Mona nodded. “Okay, you bums get outta here now, let me think this over.”
The agents rose together and Sandusky said, “We’ll be here tomorrow morning at ten o’clock, Ms. Costatroppo.”
“Never figured anybody’d be callin’ me Miz, ’less slavery got legal again. You be here what time you want. But now, get out.”
The agents left and Mona poured a healthy dose of Bombay Sapphire into a glass and drank it fast.

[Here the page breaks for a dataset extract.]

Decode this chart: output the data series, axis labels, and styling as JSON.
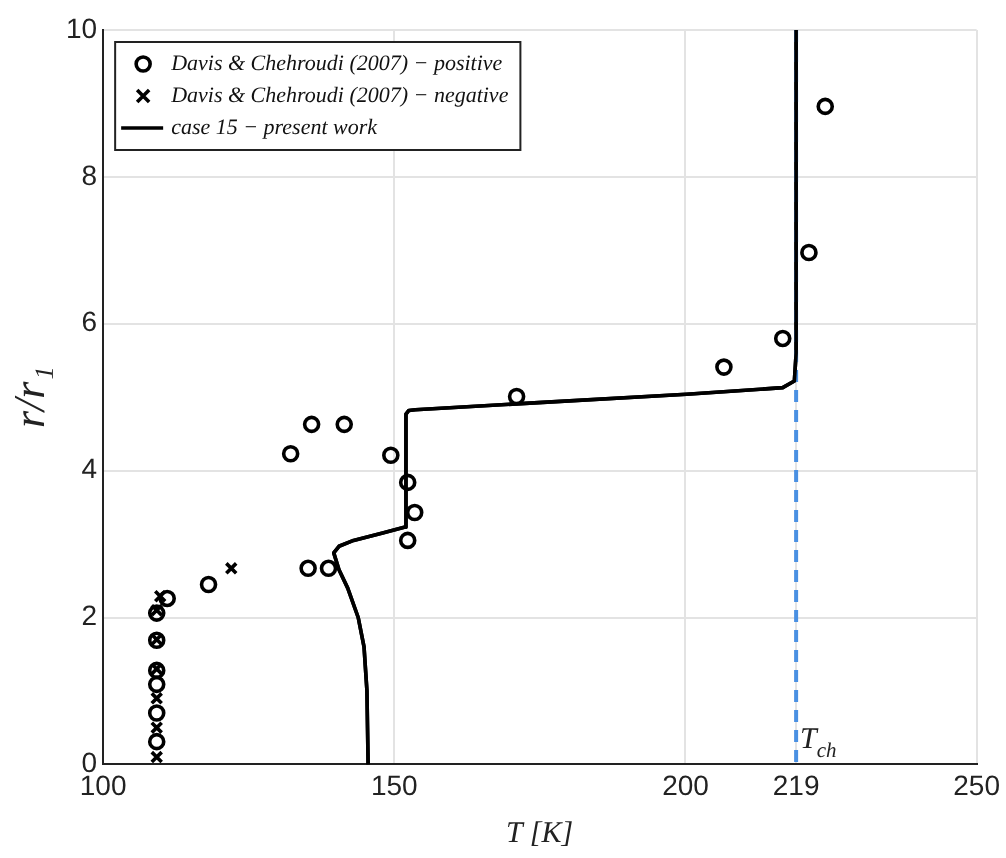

She poured some more into the glass, emptying the fifth she’d bought that morning, and was about to swallow it when there was a knock at the door.
“Who’s there?” she asked.
“Valet. I have your laundry.”
Mona walked over, the glass in her left hand, and turned the door-knob with her right.
“Put it on the bed,” she said, walking toward the window, not bothering to see who it was coming through the door.
As Mona lifted the glass to her lips and opened her mouth, she heard a loud pop. She dropped the glass and started to turn around, but before she could there was another loud pop, which she did not hear. Mona sat down suddenly on the floor, her head banging hard against the window that overlooked Oak Street beach and Lake Michigan, but she didn’t feel a thing.